When I checked everything today with a multimeter, I found it wasn't charging anymore. I backtracked through the system, and found the upfitter power block I was using only had power when I was connected to the trailer... it was being back-fed from the trailer battery itself. The trailer brakes also operated off this circuit :eek: thereby were running off of the trailers low battery on the way home. Somewhere along the way, the upfitter block's fuse had been replaced in the past with a 20 amp, when it is a 30 amp circuit. That fuse popped the moment I put a load on the winch, thereby causing no charge.

Voltage at trailer freshly disconnected is now 12.6 (it was at 12.1 when I started checking everything and I let it charge for about an hour before disconnecting). Connected is now 13.28 and at the van battery its at 14.14. I get 14.1 at the connector when disconnected.

I think my issues will be solved for now if I actually disconnect the trailer plug before winching. I may just go on out and pick up a thermal breaker for that circuit as well in order to prevent future issues (and make life one step easier).

Hence why I run two relays in series.
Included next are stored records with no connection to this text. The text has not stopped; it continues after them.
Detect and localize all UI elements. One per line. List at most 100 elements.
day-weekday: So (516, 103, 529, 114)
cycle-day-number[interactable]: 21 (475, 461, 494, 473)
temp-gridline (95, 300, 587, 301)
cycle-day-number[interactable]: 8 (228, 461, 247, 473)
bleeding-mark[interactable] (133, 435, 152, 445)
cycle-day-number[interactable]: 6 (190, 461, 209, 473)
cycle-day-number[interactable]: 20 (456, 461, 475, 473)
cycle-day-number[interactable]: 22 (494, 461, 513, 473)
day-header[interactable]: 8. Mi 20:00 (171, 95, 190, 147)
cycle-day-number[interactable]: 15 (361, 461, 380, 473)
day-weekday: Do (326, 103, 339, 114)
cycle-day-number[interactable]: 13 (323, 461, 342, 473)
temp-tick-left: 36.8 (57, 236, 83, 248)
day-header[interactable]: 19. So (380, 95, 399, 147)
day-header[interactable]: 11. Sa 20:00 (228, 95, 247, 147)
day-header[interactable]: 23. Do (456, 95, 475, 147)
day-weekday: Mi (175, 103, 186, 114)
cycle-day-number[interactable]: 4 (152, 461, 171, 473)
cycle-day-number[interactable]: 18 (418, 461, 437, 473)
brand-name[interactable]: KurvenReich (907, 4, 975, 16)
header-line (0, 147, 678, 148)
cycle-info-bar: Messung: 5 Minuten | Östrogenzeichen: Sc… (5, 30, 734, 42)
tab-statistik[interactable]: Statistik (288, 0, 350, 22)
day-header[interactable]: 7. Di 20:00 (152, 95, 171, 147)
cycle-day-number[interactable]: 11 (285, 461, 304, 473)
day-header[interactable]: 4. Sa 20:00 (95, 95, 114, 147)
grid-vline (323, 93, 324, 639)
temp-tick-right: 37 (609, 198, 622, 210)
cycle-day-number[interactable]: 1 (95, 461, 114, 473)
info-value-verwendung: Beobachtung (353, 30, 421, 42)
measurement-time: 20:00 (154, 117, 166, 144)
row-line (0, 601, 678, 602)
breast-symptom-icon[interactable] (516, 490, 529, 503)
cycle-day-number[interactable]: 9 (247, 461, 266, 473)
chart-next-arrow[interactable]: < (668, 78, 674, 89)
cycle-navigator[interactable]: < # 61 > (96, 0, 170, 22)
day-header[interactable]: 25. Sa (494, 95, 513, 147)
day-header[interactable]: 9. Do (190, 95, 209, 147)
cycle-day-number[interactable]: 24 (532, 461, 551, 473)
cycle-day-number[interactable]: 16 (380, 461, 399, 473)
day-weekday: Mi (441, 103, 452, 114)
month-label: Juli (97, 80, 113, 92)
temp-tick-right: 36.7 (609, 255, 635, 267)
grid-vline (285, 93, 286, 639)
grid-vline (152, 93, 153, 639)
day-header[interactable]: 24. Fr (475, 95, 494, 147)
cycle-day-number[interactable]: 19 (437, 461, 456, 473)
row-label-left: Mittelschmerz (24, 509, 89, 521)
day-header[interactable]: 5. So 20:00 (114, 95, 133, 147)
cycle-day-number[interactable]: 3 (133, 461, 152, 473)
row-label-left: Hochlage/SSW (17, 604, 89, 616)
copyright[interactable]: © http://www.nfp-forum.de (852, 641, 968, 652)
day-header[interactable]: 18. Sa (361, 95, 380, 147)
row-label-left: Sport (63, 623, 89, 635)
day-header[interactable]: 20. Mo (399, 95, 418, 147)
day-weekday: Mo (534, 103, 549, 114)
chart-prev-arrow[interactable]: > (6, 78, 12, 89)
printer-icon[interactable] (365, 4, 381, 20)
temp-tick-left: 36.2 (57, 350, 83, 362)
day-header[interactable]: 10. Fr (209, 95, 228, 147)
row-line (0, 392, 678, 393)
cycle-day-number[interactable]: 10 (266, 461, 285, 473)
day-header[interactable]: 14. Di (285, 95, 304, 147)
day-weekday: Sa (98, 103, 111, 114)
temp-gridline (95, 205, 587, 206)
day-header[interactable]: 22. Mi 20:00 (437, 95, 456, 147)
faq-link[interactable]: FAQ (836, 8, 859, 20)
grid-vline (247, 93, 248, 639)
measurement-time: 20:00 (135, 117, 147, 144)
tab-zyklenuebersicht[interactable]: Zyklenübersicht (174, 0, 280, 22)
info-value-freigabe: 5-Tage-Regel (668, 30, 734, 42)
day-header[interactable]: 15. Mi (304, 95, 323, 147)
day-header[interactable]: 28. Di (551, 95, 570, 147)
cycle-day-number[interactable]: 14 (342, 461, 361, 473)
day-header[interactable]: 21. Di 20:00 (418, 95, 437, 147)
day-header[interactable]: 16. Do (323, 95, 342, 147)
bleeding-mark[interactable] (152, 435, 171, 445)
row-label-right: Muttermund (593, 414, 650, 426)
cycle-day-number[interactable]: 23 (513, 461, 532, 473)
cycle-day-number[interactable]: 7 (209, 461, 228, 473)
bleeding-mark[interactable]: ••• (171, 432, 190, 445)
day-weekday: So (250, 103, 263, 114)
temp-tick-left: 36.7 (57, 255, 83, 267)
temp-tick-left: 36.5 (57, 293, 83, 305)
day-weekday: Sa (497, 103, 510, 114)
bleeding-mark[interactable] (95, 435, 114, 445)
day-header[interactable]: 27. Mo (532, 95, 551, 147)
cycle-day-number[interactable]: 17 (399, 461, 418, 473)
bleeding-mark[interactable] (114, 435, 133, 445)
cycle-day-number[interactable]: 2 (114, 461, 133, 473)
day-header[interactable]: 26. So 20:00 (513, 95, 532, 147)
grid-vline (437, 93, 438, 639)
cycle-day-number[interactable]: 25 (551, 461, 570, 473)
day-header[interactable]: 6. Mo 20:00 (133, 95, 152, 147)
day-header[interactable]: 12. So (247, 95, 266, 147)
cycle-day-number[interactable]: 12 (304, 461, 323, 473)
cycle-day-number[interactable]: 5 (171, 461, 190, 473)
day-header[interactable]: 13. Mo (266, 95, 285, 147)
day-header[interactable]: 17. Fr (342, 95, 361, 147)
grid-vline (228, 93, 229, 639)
It prevents current draw from the truck and blowing any fuses on the vehicle.
 
Resurrecting this thread as I'm wanting to ensure that my trailer battery will stay charged as long as I have it on the truck (which is 80+% of the time). I'm considering installing a battery isolator in between the charging system on the pickup and the trailer auxiliary wire (dedicated 10ga.) Is this overkill? Should I just depend on my 30a inline circuit breaker that I currently have wired to control the load going through the line and not set it on fire in the case where I'm winching and drawing load, and after winching when it needs recharged? Is this overkill? I think that a proper isolator will control the flow of electricity more effectively than a 30a circuit breaker cycling on and off.
 
If you don’t every put it on a battery charger of some type, the battery won’t get a “full charge” and therefore will have a shorter life. Read up on DC-DC chargers, it’s basically a voltage drop issue, more commonly a problem on newer vehicles with variable output alternators.

If you have the ability to plug it in to a charger once in awhile and rely on the truck charging to keep it from getting drawn down too low, you’ll be ok. You do need a heavy gauge wire (fused at the battery), and then I would use a continuous duty solenoid for easy on/off.
 
saw that you got it figured out but figured id throw this out there. I have 2 dump trailers and a trailer with hydraulic landing legs and i use one of these


It steps up the voltage, allows us to do multiple dumps on 20 k dump trailers a day and so far havent had a issue in 3 years.
 
Could you use a disconnect inline to the trailer battery, so it gets some charge while driving? Hit the disconnect to break the charge circuit to the trailer battery before using it.
 
If you're going to do that, put a relay in line and have it switched by the running lights, then it won't charge unless you're running lights are on. Turn off your running lights when you want to dump.